Schokolade! Hmmmm! Angeblich gibt es hier die beste Argentiniens. Die Schweizer Gründerväter und -mütter (werrr hat’s errrfunden?) haben sie aus ihrer Heimat mitgebracht, man kann sie in gefühlt 200 Geschäften entlang der Haupteinkaufsstraßen probieren und kaufen.

Man zahlt nach Gewicht, wir konnten uns also ein Potpourri an Leckereien zusammenstellen.
Mamuschka-Schokolade in Mamuschka-Tüte … perfekte Corporate Identity.
Mein Bild für unseren Schokoladentag

Eine eher zweifelhafte Berühmtheit hat die Stadt erlangt über ihre Verbindung zu geflüchteten/untergetauchten oder ganz offiziell eingewanderten Nazi-Verbrechern. Erich Priebke zum Beispiel. Er war bis in die 80iger im Vorstand der deutschen Schule und hatte ganz in der Nähe einen kleinen Gemischtwarenladen. Das und viele weitere Dinge haben wir auf einer interessanten Führung über „German footsteps in Bariloche“ erfahren.

Wir waren eine Woche hier und hatten echt Mühe alles unterzubringen, was es hier und in der näheren Umgebung zu sehen und zu erleben gibt …
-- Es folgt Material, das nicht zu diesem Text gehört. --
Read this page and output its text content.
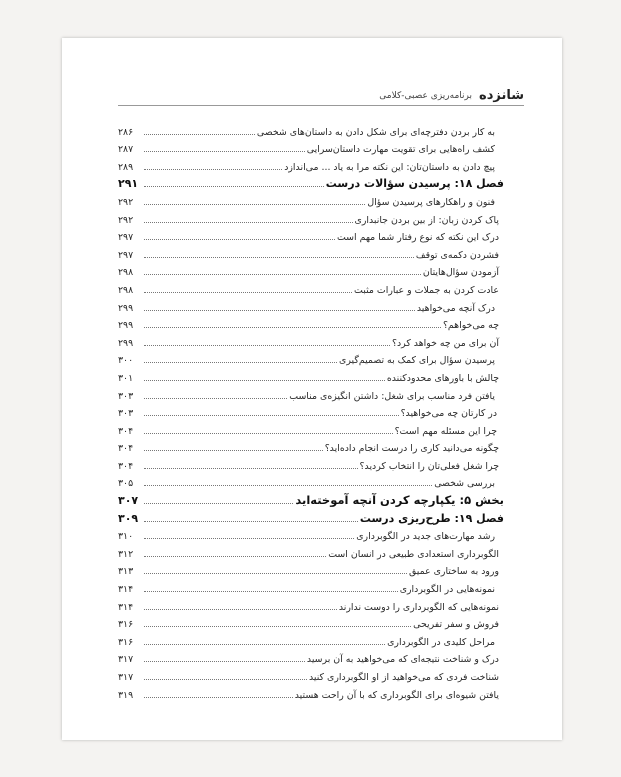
شانزده
برنامه‌ریزی عصبی-کلامی
به کار بردن دفترچه‌ای برای شکل دادن به داستان‌های شخصی
۲۸۶
کشف راه‌هایی برای تقویت مهارت داستان‌سرایی
۲۸۷
پیچ دادن به داستان‌تان: این نکته مرا به یاد ... می‌اندازد
۲۸۹
فصل ۱۸: پرسیدن سؤالات درست
۲۹۱
فنون و راهکارهای پرسیدن سؤال
۲۹۲
پاک کردن زبان: از بین بردن جانبداری
۲۹۲
درک این نکته که نوع رفتار شما مهم است
۲۹۷
فشردن دکمه‌ی توقف
۲۹۷
آزمودن سؤال‌هایتان
۲۹۸
عادت کردن به جملات و عبارات مثبت
۲۹۸
درک آنچه می‌خواهید
۲۹۹
چه می‌خواهم؟
۲۹۹
آن برای من چه خواهد کرد؟
۲۹۹
پرسیدن سؤال برای کمک به تصمیم‌گیری
۳۰۰
چالش با باورهای محدودکننده
۳۰۱
یافتن فرد مناسب برای شغل: داشتن انگیزه‌ی مناسب
۳۰۳
در کارتان چه می‌خواهید؟
۳۰۳
چرا این مسئله مهم است؟
۳۰۴
چگونه می‌دانید کاری را درست انجام داده‌اید؟
۳۰۴
چرا شغل فعلی‌تان را انتخاب کردید؟
۳۰۴
بررسی شخصی
۳۰۵
بخش ۵: یکپارچه کردن آنچه آموخته‌اید
۳۰۷
فصل ۱۹: طرح‌ریزی درست
۳۰۹
رشد مهارت‌های جدید در الگوبرداری
۳۱۰
الگوبرداری استعدادی طبیعی در انسان است
۳۱۲
ورود به ساختاری عمیق
۳۱۳
نمونه‌هایی در الگوبرداری
۳۱۴
نمونه‌هایی که الگوبرداری را دوست ندارند
۳۱۴
فروش و سفر تفریحی
۳۱۶
مراحل کلیدی در الگوبرداری
۳۱۶
درک و شناخت نتیجه‌ای که می‌خواهید به آن برسید
۳۱۷
شناخت فردی که می‌خواهید از او الگوبرداری کنید
۳۱۷
یافتن شیوه‌ای برای الگوبرداری که با آن راحت هستید
۳۱۹
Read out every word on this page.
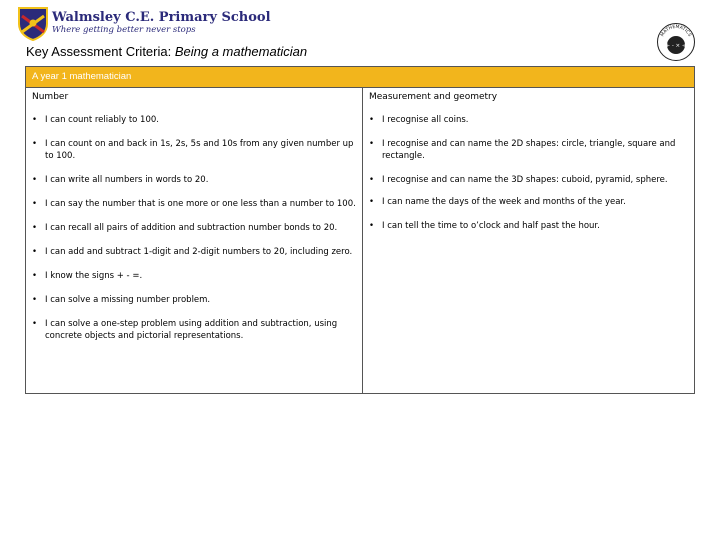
Walmsley C.E. Primary School
Where getting better never stops
Key Assessment Criteria: Being a mathematician
MATHEMATICS
+ - × ÷
A year 1 mathematician
Number
• I can count reliably to 100.
• I can count on and back in 1s, 2s, 5s and 10s from any given number up to 100.
• I can write all numbers in words to 20.
• I can say the number that is one more or one less than a number to 100.
• I can recall all pairs of addition and subtraction number bonds to 20.
• I can add and subtract 1-digit and 2-digit numbers to 20, including zero.
• I know the signs + - =.
• I can solve a missing number problem.
• I can solve a one-step problem using addition and subtraction, using concrete objects and pictorial representations.
Measurement and geometry
• I recognise all coins.
• I recognise and can name the 2D shapes: circle, triangle, square and rectangle.
• I recognise and can name the 3D shapes: cuboid, pyramid, sphere.
• I can name the days of the week and months of the year.
• I can tell the time to o’clock and half past the hour.
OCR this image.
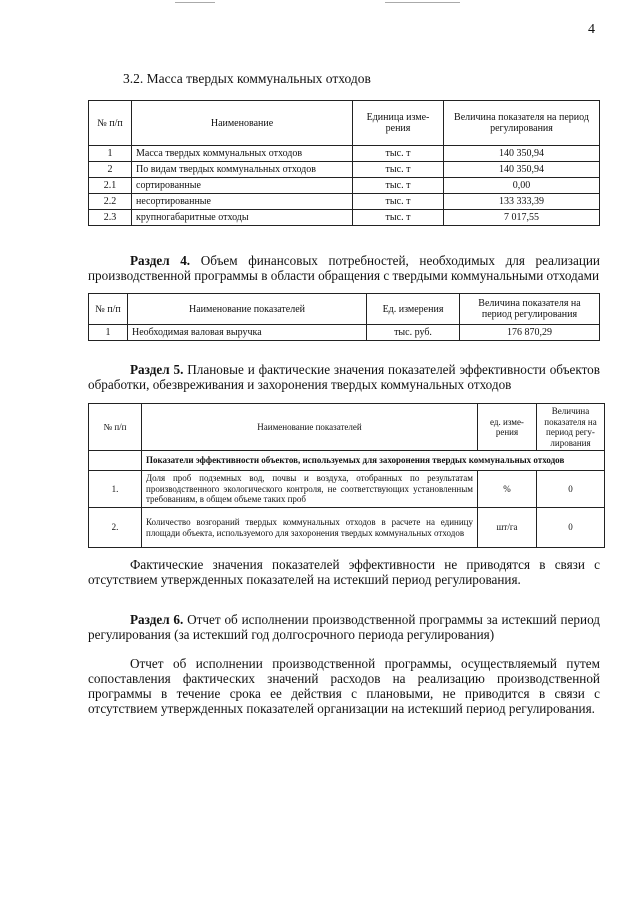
4
3.2. Масса твердых коммунальных отходов
№ п/п	Наименование	Единица изме-рения	Величина показателя на период регулирования
1	Масса твердых коммунальных отходов	тыс. т	140 350,94
2	По видам твердых коммунальных отходов	тыс. т	140 350,94
2.1	сортированные	тыс. т	0,00
2.2	несортированные	тыс. т	133 333,39
2.3	крупногабаритные отходы	тыс. т	7 017,55
Раздел 4. Объем финансовых потребностей, необходимых для реализации производственной программы в области обращения с твердыми коммунальными отходами
№ п/п	Наименование показателей	Ед. измерения	Величина показателя на период регулирования
1	Необходимая валовая выручка	тыс. руб.	176 870,29
Раздел 5. Плановые и фактические значения показателей эффективности объектов обработки, обезвреживания и захоронения твердых коммунальных отходов
№ п/п	Наименование показателей	ед. изме-рения	Величина показателя на период регу-лирования
	Показатели эффективности объектов, используемых для захоронения твердых коммунальных отходов		
1.	Доля проб подземных вод, почвы и воздуха, отобранных по результатам производственного экологического контроля, не соответствующих установленным требованиям, в общем объеме таких проб	%	0
2.	Количество возгораний твердых коммунальных отходов в расчете на единицу площади объекта, используемого для захоронения твердых коммунальных отходов	шт/га	0
Фактические значения показателей эффективности не приводятся в связи с отсутствием утвержденных показателей на истекший период регулирования.
Раздел 6. Отчет об исполнении производственной программы за истекший период регулирования (за истекший год долгосрочного периода регулирования)
Отчет об исполнении производственной программы, осуществляемый путем сопоставления фактических значений расходов на реализацию производственной программы в течение срока ее действия с плановыми, не приводится в связи с отсутствием утвержденных показателей организации на истекший период регулирования.
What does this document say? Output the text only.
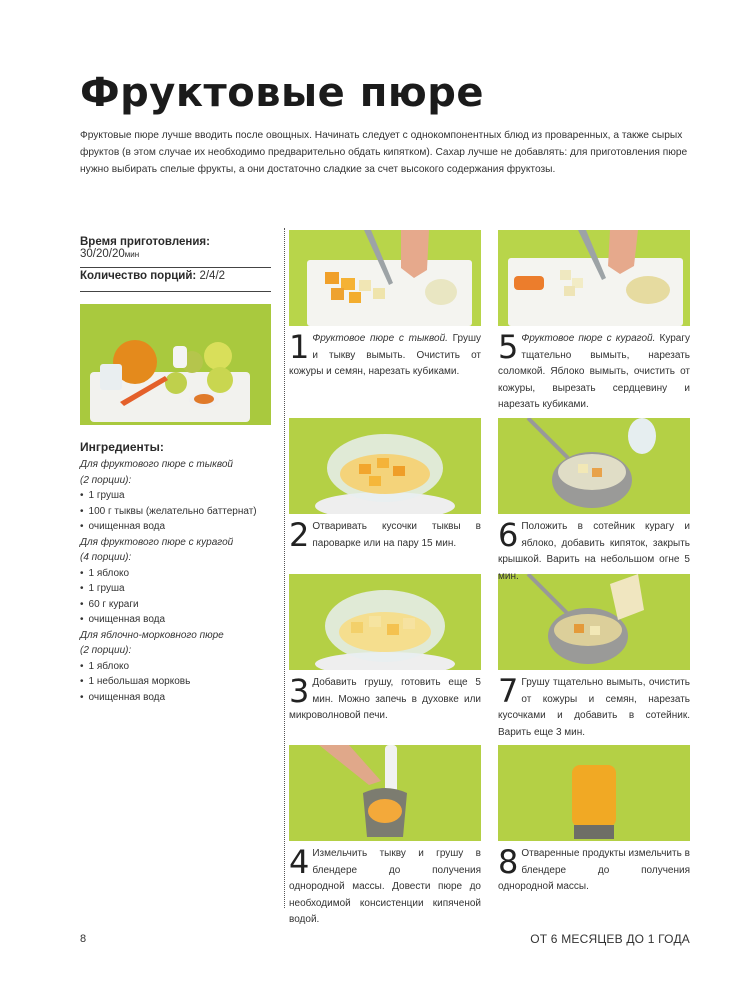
Фруктовые пюре

Фруктовые пюре лучше вводить после овощных. Начинать следует с однокомпонентных блюд из проваренных, а также сырых фруктов (в этом случае их необходимо предварительно обдать кипятком). Сахар лучше не добавлять: для приготовления пюре нужно выбирать спелые фрукты, а они достаточно сладкие за счет высокого содержания фруктозы.

Время приготовления: 30/20/20мин
Количество порций: 2/4/2
Ингредиенты:
Для фруктового пюре с тыквой
(2 порции):
• 1 груша
• 100 г тыквы (желательно баттернат)
• очищенная вода
Для фруктового пюре с курагой
(4 порции):
• 1 яблоко
• 1 груша
• 60 г кураги
• очищенная вода
Для яблочно-морковного пюре
(2 порции):
• 1 яблоко
• 1 небольшая морковь
• очищенная вода
1 Фруктовое пюре с тыквой. Грушу и тыкву вымыть. Очистить от кожуры и семян, нарезать кубиками.
2 Отваривать кусочки тыквы в пароварке или на пару 15 мин.
3 Добавить грушу, готовить еще 5 мин. Можно запечь в духовке или микроволновой печи.
4 Измельчить тыкву и грушу в блендере до получения однородной массы. Довести пюре до необходимой консистенции кипяченой водой.
5 Фруктовое пюре с курагой. Курагу тщательно вымыть, нарезать соломкой. Яблоко вымыть, очистить от кожуры, вырезать сердцевину и нарезать кубиками.
6 Положить в сотейник курагу и яблоко, добавить кипяток, закрыть крышкой. Варить на небольшом огне 5 мин.
7 Грушу тщательно вымыть, очистить от кожуры и семян, нарезать кусочками и добавить в сотейник. Варить еще 3 мин.
8 Отваренные продукты измельчить в блендере до получения однородной массы.
8	ОТ 6 МЕСЯЦЕВ ДО 1 ГОДА
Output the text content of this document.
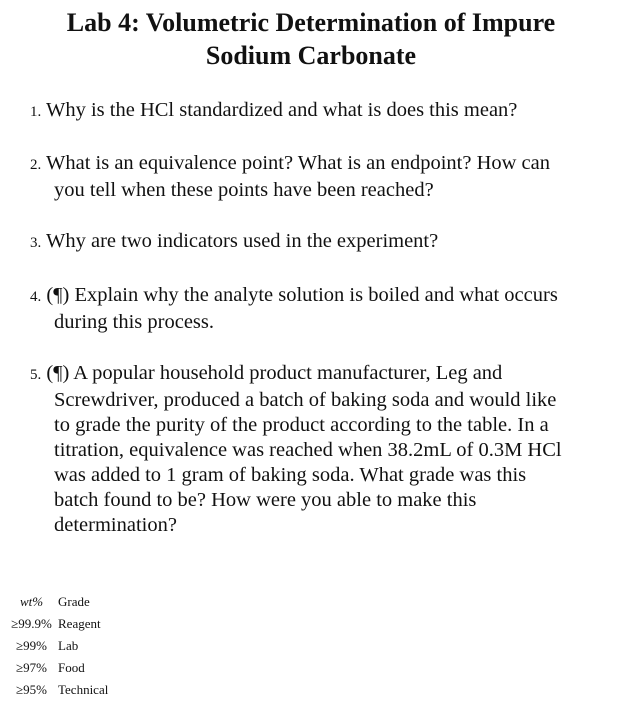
Lab 4: Volumetric Determination of Impure
Sodium Carbonate
1. Why is the HCl standardized and what is does this mean?
2. What is an equivalence point? What is an endpoint? How can
you tell when these points have been reached?
3. Why are two indicators used in the experiment?
4. (¶) Explain why the analyte solution is boiled and what occurs
during this process.
5. (¶) A popular household product manufacturer, Leg and
Screwdriver, produced a batch of baking soda and would like
to grade the purity of the product according to the table. In a
titration, equivalence was reached when 38.2mL of 0.3M HCl
was added to 1 gram of baking soda. What grade was this
batch found to be? How were you able to make this
determination?
wt%	Grade
≥99.9%	Reagent
≥99%	Lab
≥97%	Food
≥95%	Technical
Aber jetzt zu den Miradores, den Aussichtspunkten, davon gibt es hier nämlich viiiiiieeele: im ältesten Nationalpark Argentiniens, auf den Bergen nah und fern, vor Gletschern, an Wasserfällen … Unglaublich schön und vielfältig ist die Landschaft hier. Und ganz anders als im nicht minder schönen Süden Patagoniens.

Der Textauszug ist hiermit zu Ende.